Want to test your mental health? Try cleaning out your closet.
If your ADHD doesn’t take you in 20 different directions before you collapse with not one thing completed, then your OCD will hyperfocus your efforts on organizing the most insignificant (and no doubt, not visible to the naked eye) area of your closet.
Before you binge on little plastic boxes at The Container Store, try these clutter-busting tips from interior designer Jennifer Adams. (I’d do it before The Container Store launches their new closet organization service coming soon. I don’t know about you, but I don’t have that kind of willpower.)
1. Stuck in the perpetual chicken or the egg of where to get started? Adams says always de-clutter first. “You can’t organize until you’ve de-cluttered, anyway, so why make it harder on yourself.”
2. Work on just one part of your closet, Adams says. Just one. “Start with the floor, your shoes, your dresses, or the top shelves.” If you don’t get through your whole closet (which you won’t), at least you’ll have one area completely done and checked off your list.
3. Assign three large boxes or laundry baskets as “donate,” “repair/clean” and “not sure.” For your clothes, don’t mess with your favorites and skip straight to the stuff you haven’t worn in a while. Making decisions on those infrequently worn items will be faster than weighing whether your favorite sweater has seen better days.
4. Next, move to your shoes, starting in the back or far top or bottom reaches of your closet. Adams says these are your least worn, and again, the easiest to decide whether you want to keep or donate.

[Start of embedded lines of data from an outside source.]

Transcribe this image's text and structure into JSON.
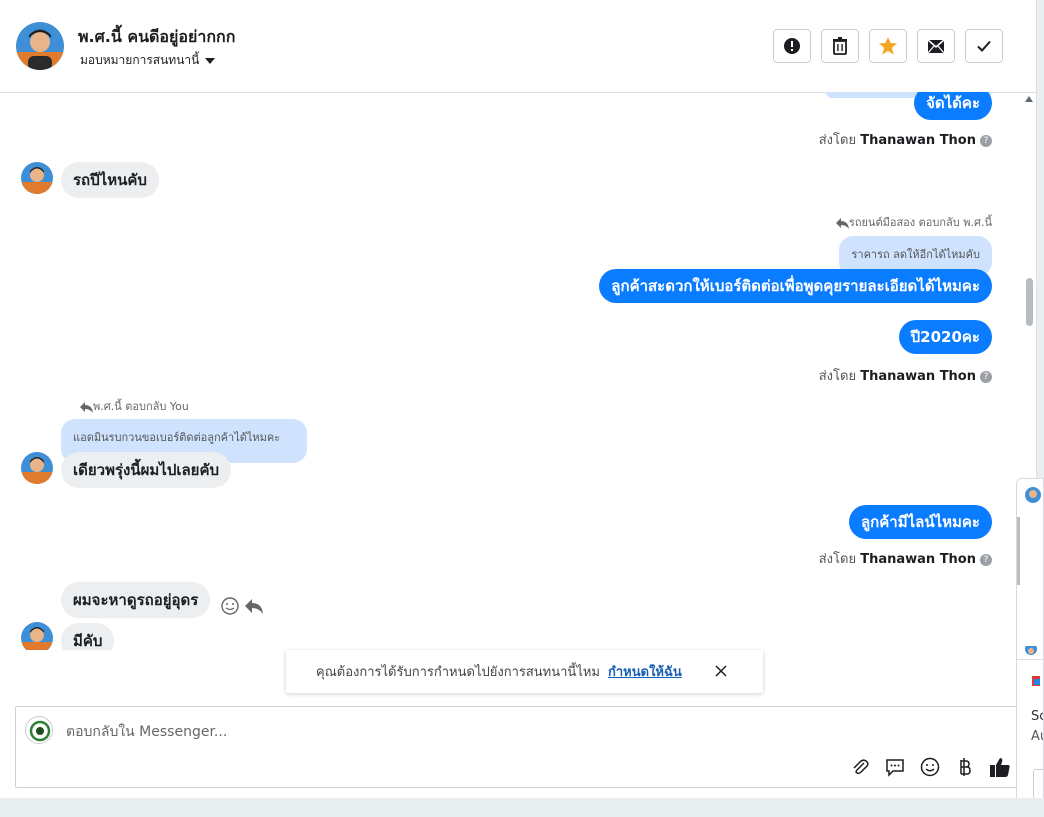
{
  "header": {
    "name": "พ.ศ.นี้ คนดีอยู่อย่ากกก",
    "assign_label": "มอบหมายการสนทนานี้",
    "buttons": [
      "spam-button",
      "delete-button",
      "star-button",
      "mark-unread-button",
      "done-button"
    ]
  },
  "messages": [
    {
      "id": "m1",
      "dir": "out",
      "text": "จัดได้คะ"
    },
    {
      "id": "m1s",
      "sent_prefix": "ส่งโดย",
      "sender": "Thanawan Thon"
    },
    {
      "id": "m2",
      "dir": "in",
      "text": "รถปีไหนคับ"
    },
    {
      "id": "m3r",
      "reply_note": "รถยนต์มือสอง ตอบกลับ พ.ศ.นี้"
    },
    {
      "id": "m3q",
      "quote": "ราคารถ ลดให้อีกได้ไหมคับ"
    },
    {
      "id": "m3",
      "dir": "out",
      "text": "ลูกค้าสะดวกให้เบอร์ติดต่อเพื่อพูดคุยรายละเอียดได้ไหมคะ"
    },
    {
      "id": "m4",
      "dir": "out",
      "text": "ปี2020คะ"
    },
    {
      "id": "m4s",
      "sent_prefix": "ส่งโดย",
      "sender": "Thanawan Thon"
    },
    {
      "id": "m5r",
      "reply_note": "พ.ศ.นี้ ตอบกลับ You"
    },
    {
      "id": "m5q",
      "quote": "แอดมินรบกวนขอเบอร์ติดต่อลูกค้าได้ไหมคะ"
    },
    {
      "id": "m5",
      "dir": "in",
      "text": "เดียวพรุ่งนี้ผมไปเลยคับ"
    },
    {
      "id": "m6",
      "dir": "out",
      "text": "ลูกค้ามีไลน์ไหมคะ"
    },
    {
      "id": "m6s",
      "sent_prefix": "ส่งโดย",
      "sender": "Thanawan Thon"
    },
    {
      "id": "m7",
      "dir": "in",
      "text": "ผมจะหาดูรถอยู่อุดร"
    },
    {
      "id": "m8",
      "dir": "in",
      "text": "มีคับ"
    }
  ],
  "toast": {
    "text": "คุณต้องการได้รับการกำหนดไปยังการสนทนานี้ไหม",
    "link": "กำหนดให้ฉัน"
  },
  "composer": {
    "placeholder": "ตอบกลับใน Messenger..."
  },
  "side_panel": {
    "line1": "Sc",
    "line2": "Au"
  },
  "colors": {
    "outgoing": "#0a7cff",
    "incoming": "#eceef0",
    "quote": "#cfe3ff",
    "star": "#f5a623"
  }
}
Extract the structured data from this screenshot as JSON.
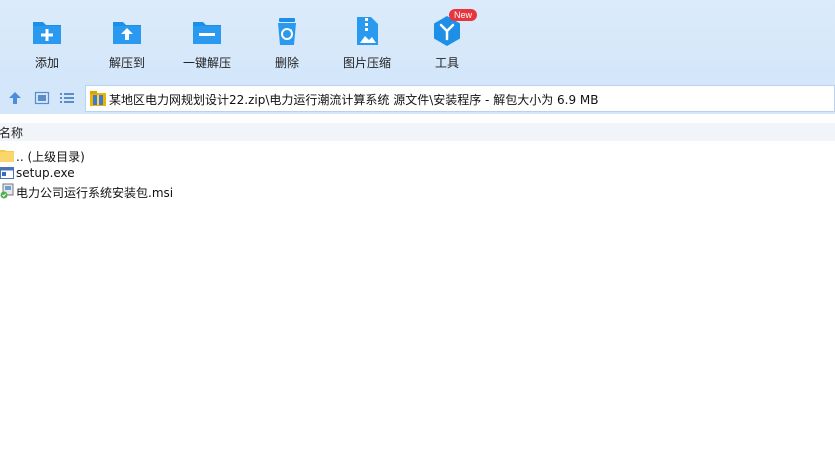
{
  "toolbar": {
    "items": [
      {
        "label": "添加",
        "icon": "add-icon"
      },
      {
        "label": "解压到",
        "icon": "extract-to-icon"
      },
      {
        "label": "一键解压",
        "icon": "one-click-extract-icon"
      },
      {
        "label": "删除",
        "icon": "delete-icon"
      },
      {
        "label": "图片压缩",
        "icon": "image-compress-icon"
      },
      {
        "label": "工具",
        "icon": "tools-icon"
      }
    ],
    "new_badge": "New",
    "accent": "#1e8fe6",
    "badge_color": "#e8343d"
  },
  "address": {
    "path": "某地区电力网规划设计22.zip\\电力运行潮流计算系统 源文件\\安装程序 - 解包大小为 6.9 MB"
  },
  "list": {
    "column_name": "名称",
    "rows": [
      {
        "name": ".. (上级目录)",
        "icon": "folder-icon"
      },
      {
        "name": "setup.exe",
        "icon": "exe-icon"
      },
      {
        "name": "电力公司运行系统安装包.msi",
        "icon": "msi-icon"
      }
    ]
  }
}
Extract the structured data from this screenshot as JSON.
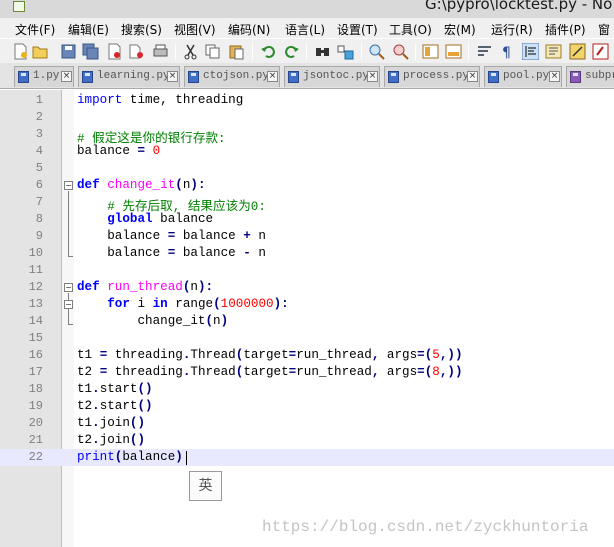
{
  "window": {
    "title": "G:\\pypro\\locktest.py - No"
  },
  "menubar": {
    "items": [
      {
        "label": "文件(F)"
      },
      {
        "label": "编辑(E)"
      },
      {
        "label": "搜索(S)"
      },
      {
        "label": "视图(V)"
      },
      {
        "label": "编码(N)"
      },
      {
        "label": "语言(L)"
      },
      {
        "label": "设置(T)"
      },
      {
        "label": "工具(O)"
      },
      {
        "label": "宏(M)"
      },
      {
        "label": "运行(R)"
      },
      {
        "label": "插件(P)"
      },
      {
        "label": "窗"
      }
    ]
  },
  "toolbar": {
    "icons": [
      "new-file-icon",
      "open-file-icon",
      "save-icon",
      "save-all-icon",
      "close-icon",
      "close-all-icon",
      "print-icon",
      "cut-icon",
      "copy-icon",
      "paste-icon",
      "undo-icon",
      "redo-icon",
      "find-icon",
      "replace-icon",
      "zoom-in-icon",
      "zoom-out-icon",
      "sync-v-icon",
      "sync-h-icon",
      "word-wrap-icon",
      "show-all-chars-icon",
      "indent-guide-icon",
      "doc-map-icon",
      "function-list-icon",
      "folder-workspace-icon"
    ]
  },
  "tabs": [
    {
      "label": "1.py"
    },
    {
      "label": "learning.py"
    },
    {
      "label": "ctojson.py"
    },
    {
      "label": "jsontoc.py"
    },
    {
      "label": "process.py"
    },
    {
      "label": "pool.py"
    },
    {
      "label": "subpr"
    }
  ],
  "editor": {
    "lines": [
      {
        "no": "1",
        "code": "import time, threading"
      },
      {
        "no": "2",
        "code": ""
      },
      {
        "no": "3",
        "code": "# 假定这是你的银行存款:"
      },
      {
        "no": "4",
        "code": "balance = 0"
      },
      {
        "no": "5",
        "code": ""
      },
      {
        "no": "6",
        "code": "def change_it(n):"
      },
      {
        "no": "7",
        "code": "    # 先存后取, 结果应该为0:"
      },
      {
        "no": "8",
        "code": "    global balance"
      },
      {
        "no": "9",
        "code": "    balance = balance + n"
      },
      {
        "no": "10",
        "code": "    balance = balance - n"
      },
      {
        "no": "11",
        "code": ""
      },
      {
        "no": "12",
        "code": "def run_thread(n):"
      },
      {
        "no": "13",
        "code": "    for i in range(1000000):"
      },
      {
        "no": "14",
        "code": "        change_it(n)"
      },
      {
        "no": "15",
        "code": ""
      },
      {
        "no": "16",
        "code": "t1 = threading.Thread(target=run_thread, args=(5,))"
      },
      {
        "no": "17",
        "code": "t2 = threading.Thread(target=run_thread, args=(8,))"
      },
      {
        "no": "18",
        "code": "t1.start()"
      },
      {
        "no": "19",
        "code": "t2.start()"
      },
      {
        "no": "20",
        "code": "t1.join()"
      },
      {
        "no": "21",
        "code": "t2.join()"
      },
      {
        "no": "22",
        "code": "print(balance)"
      }
    ]
  },
  "ime_indicator": "英",
  "watermark": "https://blog.csdn.net/zyckhuntoria",
  "colors": {
    "keyword": "#0000ff",
    "function_name": "#ff00ff",
    "number": "#ff0000",
    "comment": "#008000",
    "operator": "#000080",
    "current_line": "#e8e8ff"
  }
}
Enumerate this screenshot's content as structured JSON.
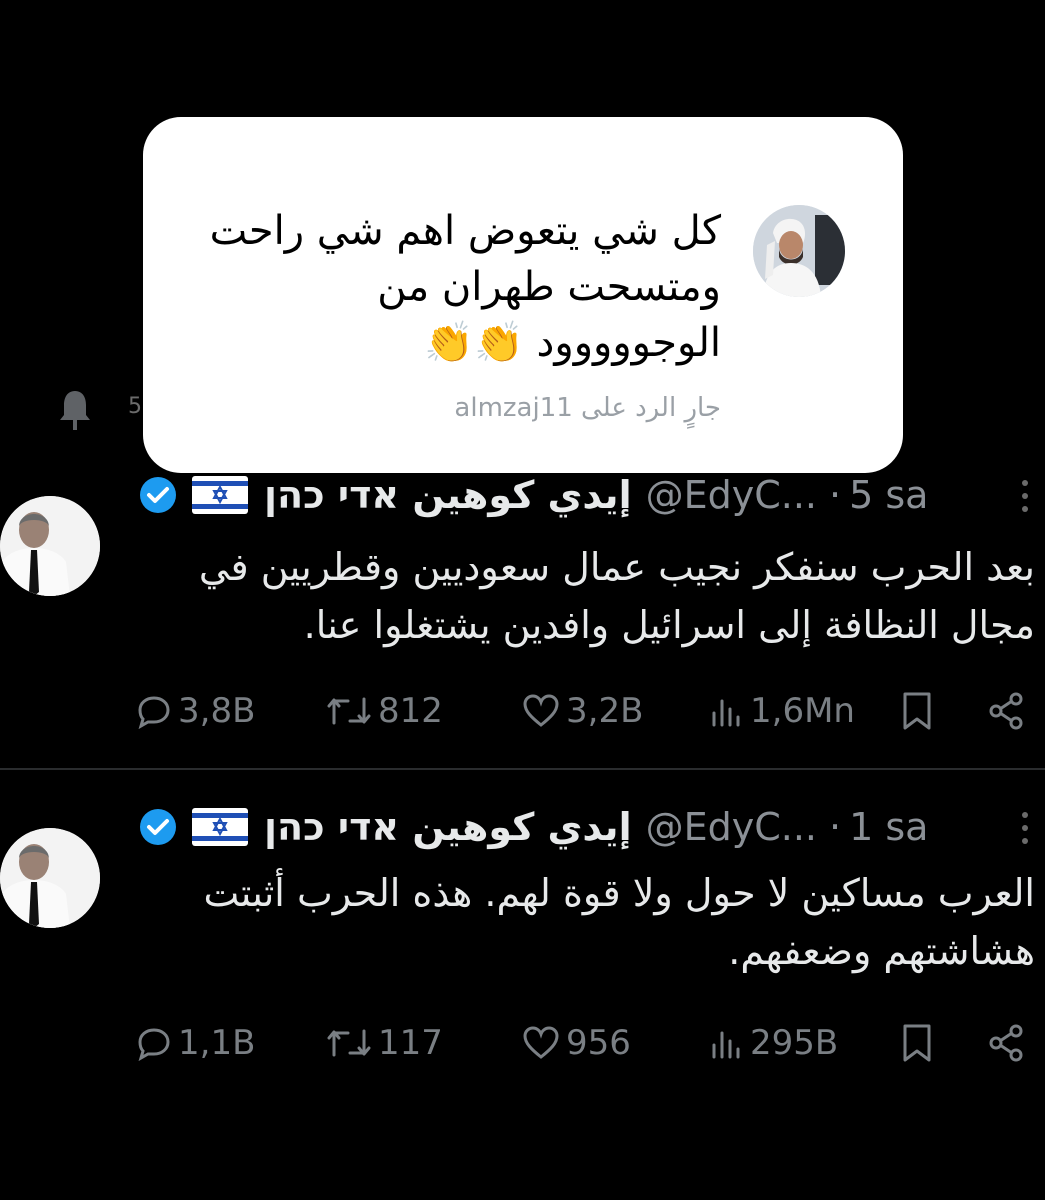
{
  "reply": {
    "text_lines": [
      "كل شي يتعوض اهم شي راحت",
      "ومتسحت طهران من",
      "الوجووووود 👏👏"
    ],
    "replying_label": "جارٍ الرد على",
    "replying_handle": "almzaj11"
  },
  "tweets": [
    {
      "name": "إيدي كوهين אדי כהן",
      "handle": "@EdyC...",
      "time": "5 sa",
      "text_lines": [
        "بعد الحرب سنفكر نجيب عمال سعوديين وقطريين في",
        "مجال النظافة إلى اسرائيل وافدين  يشتغلوا عنا."
      ],
      "replies": "3,8B",
      "retweets": "812",
      "likes": "3,2B",
      "views": "1,6Mn"
    },
    {
      "name": "إيدي كوهين אדי כהן",
      "handle": "@EdyC...",
      "time": "1 sa",
      "text_lines": [
        "العرب مساكين لا حول ولا قوة لهم. هذه الحرب أثبتت",
        "هشاشتهم وضعفهم."
      ],
      "replies": "1,1B",
      "retweets": "117",
      "likes": "956",
      "views": "295B"
    }
  ],
  "icons": {
    "verified": "verified-badge-icon",
    "flag": "israel-flag-icon",
    "reply": "reply-icon",
    "retweet": "retweet-icon",
    "like": "heart-icon",
    "views": "views-icon",
    "bookmark": "bookmark-icon",
    "share": "share-icon"
  },
  "colors": {
    "background": "#000000",
    "card": "#ffffff",
    "verified": "#1d9bf0",
    "muted": "#8b9096"
  }
}
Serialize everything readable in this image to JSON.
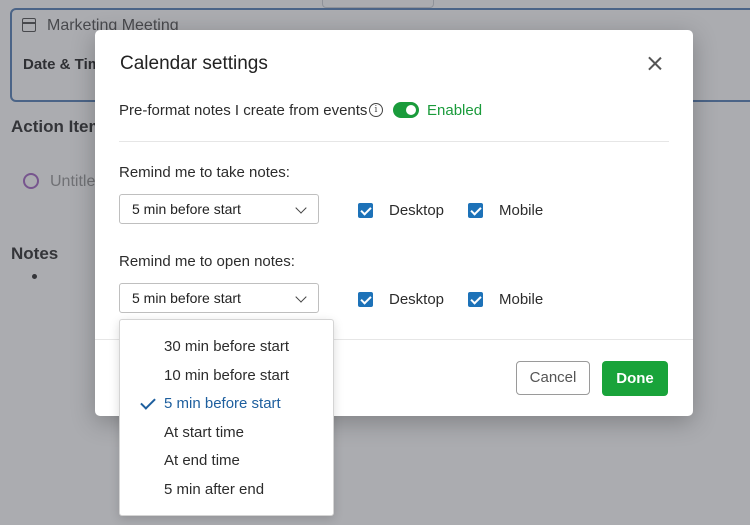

5. Your “not sure” box is about to become a time capsule. Pack it up and date it. “If you haven’t opened this box in a year, donate it,” Adams says.
6. Organize your “repair/clean” box by what needs to be done. Place the shoes that need repair in one bag, items that need tailoring or buttons in another. Then time-capsule them: Set aside a time to drop those items off. “If they’re still in the trunk of your car in a month, donate them,” Adams says. “You’re not really that committed to them.”
So that bag I have to return to TJ Maxx, the bag to go to Goodwill, the bag to take to the upscale resale shop and all those other assorted bags in the trunk of my car—they’re time capsules. Yeah, that’s it, time capsules. I knew I had my reasons.